Listen to the audio of today’s Reflection:

I Peter 1:13-23

Be Holy

     13 Therefore, prepare your minds for action: be self-controlled; set your hope fully on the grace to be given you when Jesus Christ is revealed. 14 As obedient children, do not conform to the evil desires you had when you lived in ignorance. 15 But just as he who called you is holy, so be holy in all you do; 16 for it is written: “Be holy, because I am holy.”

     17 Since you call on a Father who judges each person’s work impartially, live out your lives as strangers here in reverent fear. 18 For you know that it was not with perishable things such as silver or gold that you were redeemed from the empty way of life handed down to you from your ancestors, 19 but with the precious blood of Christ, a lamb without blemish or defect. 20 He was chosen before the creation of the world, but was revealed in these last times for your sake. 21 Through him you believe in God, who raised him from the dead and glorified him, and so your faith and hope are in God.

     22 Now that you have purified yourselves by obeying the truth so that you have sincere love for your brothers [and sisters], love one another deeply, from the heart. 23 For you have been born again, not of perishable seed, but of imperishable, through the living and enduring word of God.

It seems to me that the letters of Peter fall into the category of under-appreciated books of the New Testament. For one thing, the scholars say that the Gospel of Mark was the first of the gospels, and that it was actually Peter’s account of the ministry and teachings of Jesus. So as we read the letters of Peter, we should probably be keeping in mind their connection with the original gospel story.

But there’s another reason that Peter’s letters strike be as deserving more attention than they usually get. Peter expresses some important ideas about what it means to be a follower of Jesus. And a couple of those ideas show up in today’s reading.

For instance, the passage we’re reading is headed “Be Holy.” The Hebrew people considered themselves to be a holy people because of their covenant with God and the fact that they had the laws of Moses. But of us most followers of Jesus wouldn’t describe ourselves as holy, because we acknowledge that we’re all sinners. So it comes as a surprise to learn that Christian tradition has said that the followers of Jesus are a holy people. That’s because of our master’s death on the cross, not because we live pure and sinless lives. Our holiness is a gift out of God’s grace.

In the first verse of this passage, Peter says that we should ‘set our hope fully on the grace to be given us.’ It’s always a good idea to remind ourselves of the actual meaning of grace: the un-earned favor of God. So our hope is not that’s we’ll ever be good enough to make God like us for our righteousness – instead, we have hope because of the grace of God that moves us to follow Jesus.

But in spite of our dependence on God’s grace, Peter says that we should still aim to live lives that will be worthy of being considered holy. He doesn’t give us a list of rules and regulations for doing that. Instead, Peter just seems to assume that anyone who has been studying the life and teachings of Jesus will have a pretty good idea of what kind of life his followers are called to live.

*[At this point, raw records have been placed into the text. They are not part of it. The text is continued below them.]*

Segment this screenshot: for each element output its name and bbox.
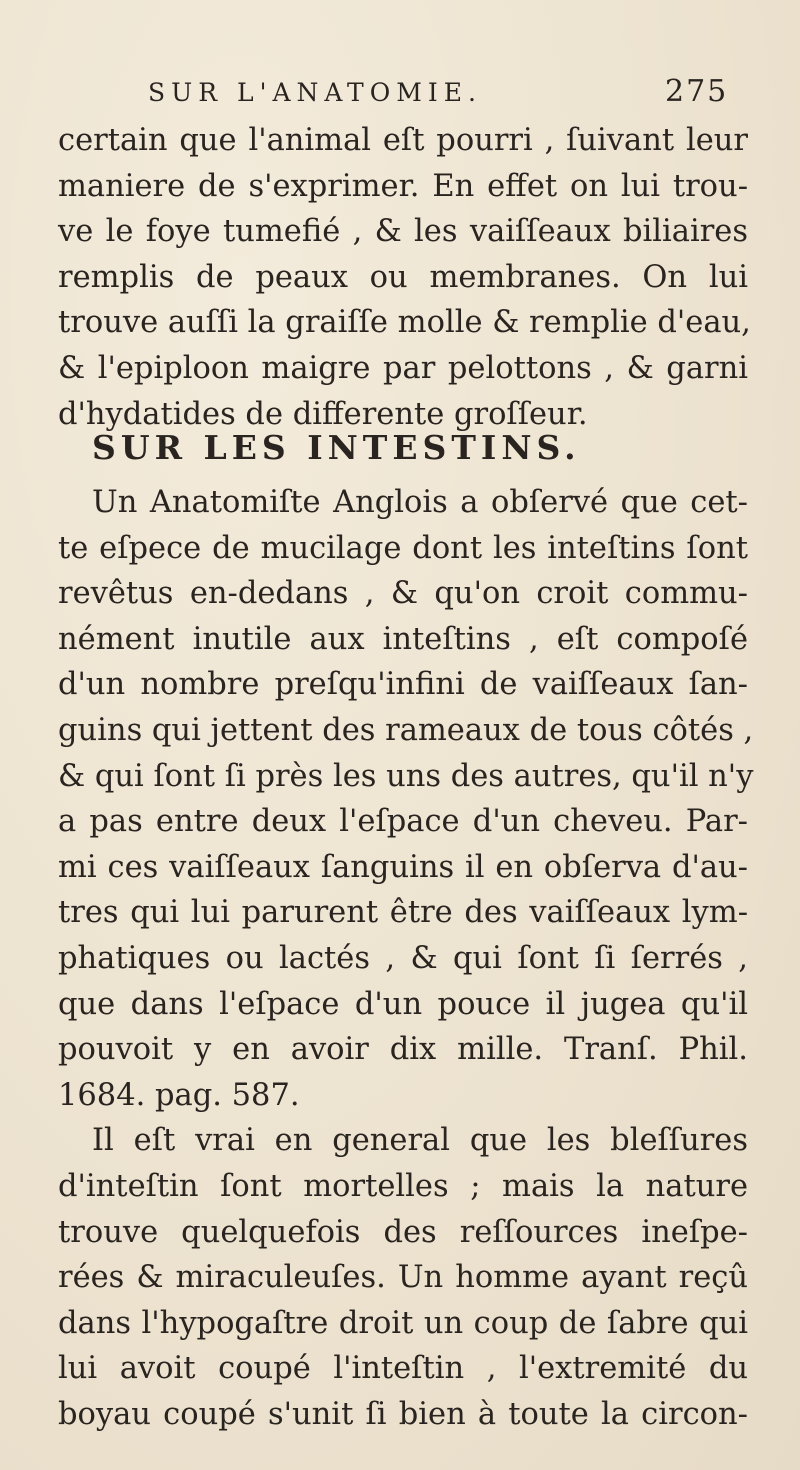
text-line: trouve quelquefois des reſſources ineſpe- (58, 1214, 748, 1250)
running-head (0, 70, 800, 116)
page-number: 275 (665, 74, 729, 109)
text-line: guins qui jettent des rameaux de tous côtés , (58, 712, 754, 748)
text-line: remplis de peaux ou membranes. On lui (58, 259, 748, 295)
text-line: Un Anatomiſte Anglois a obſervé que cet- (92, 485, 748, 520)
text-line: Il eſt vrai en general que les bleſſures (92, 1123, 748, 1159)
text-line: revêtus en-dedans , & qu'on croit commu- (58, 576, 748, 612)
running-head-title: SUR L'ANATOMIE. (148, 78, 482, 107)
text-line: dans l'hypogaſtre droit un coup de ſabre qui (58, 1305, 748, 1341)
text-line: & l'epiploon maigre par pelottons , & garni (58, 350, 748, 386)
text-line: a pas entre deux l'eſpace d'un cheveu. Par- (58, 804, 748, 840)
text-line: trouve auſſi la graiſſe molle & remplie d'eau, (58, 305, 751, 341)
text-line: lui avoit coupé l'inteſtin , l'extremité du (58, 1351, 748, 1387)
text-line: mi ces vaiſſeaux ſanguins il en obſerva d'au- (58, 849, 748, 885)
text-line: tres qui lui parurent être des vaiſſeaux lym- (58, 895, 748, 931)
text-line: d'inteſtin ſont mortelles ; mais la nature (58, 1168, 748, 1204)
text-line: pouvoit y en avoir dix mille. Tranſ. Phil. (58, 1032, 748, 1068)
text-line: te eſpece de mucilage dont les inteſtins ſont (58, 530, 748, 566)
text-line: nément inutile aux inteſtins , eſt compoſé (58, 621, 748, 657)
text-line: maniere de s'exprimer. En effet on lui trou- (58, 168, 748, 204)
text-line: d'un nombre preſqu'infini de vaiſſeaux ſan- (58, 667, 748, 703)
paragraph-1 (58, 118, 751, 437)
paragraph-2-and-3 (58, 480, 754, 1437)
text-line: d'hydatides de differente groſſeur. (58, 396, 588, 432)
text-line: phatiques ou lactés , & qui ſont ſi ſerrés , (58, 940, 748, 976)
text-line: certain que l'animal eſt pourri , ſuivant leur (58, 123, 748, 158)
text-line: & qui ſont ſi près les uns des autres, qu'il n'y (58, 758, 754, 794)
text-line: 1684. pag. 587. (58, 1077, 300, 1113)
section-heading: SUR LES INTESTINS. (92, 428, 581, 467)
text-line: rées & miraculeuſes. Un homme ayant reçû (58, 1260, 748, 1296)
text-line: que dans l'eſpace d'un pouce il jugea qu'il (58, 986, 748, 1022)
text-line: ve le foye tumefié , & les vaiſſeaux biliaires (58, 214, 748, 250)
text-line: boyau coupé s'unit ſi bien à toute la circon- (58, 1396, 748, 1432)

The only specific example of that kind of life that Peter gives is a call to cultivate a deep and heartfelt love for one another. This is the second aspect of the ‘holy life’ Peter is calling us to. You might remember that Jesus prayed for this love among his followers at the Last Supper – on the last night of his earthly ministry. And he said that love for one another would be how the world would know his true followers. So living by the teachings of Jesus and cultivating a sincere love for other followers seem to be the cornerstones of a holy life.

Which, obviously, can be challenging. It’s not hard to love the people you see at church on Sunday – the people who worship and pray and study and serve alongside you regularly. But how about the people from other parts of the church – people who disagree with us on matters of doctrine and criticize us as “not real Christians” because of those disagreements? It seems to me we’re called to be agents of reconciliation in the greater church, as well as between God and those outside the faith.

But there’s one other theme in this passage that we should think about, because it was pretty important to Peter. And that’s the idea that we should live in the world as though we were strangers or aliens in it.

What Peter’s trying to say here is the idea that’s sometimes expressed as being “in the world but not of it.” We’re supposed to live in such a way that the world’s people – those outside the church – will see our lives and glorify God because of us. It’s not that we’re supposed to be patting ourselves on the back for our own righteousness. Instead, we’re called to be good neighbors to those around us, helping those in need and showing the love of God whenever we can. The idea is for those who encounter us to think better of God because of the way we live.

It seems to me that if that’s the bottom line of what we get out of this passage, Jesus will feel that Peter did a pretty good job of sketching what it means for his disciples to live “a holy life.”

Let’s pray. Lord, we invite you to move in our hearts by the power of your Holy Spirit, shaping us into people who keep Jesus’ teachings in our minds and hearts, and who work to foster within ourselves a love for all our brothers and sisters in him. And let everything we do and say bring glory to your holy name. Amen.

Every Blessing,


(The other readings for today are Psalms 12 and 146; Nahum 1:1-13; and Matthew 19:13-22.)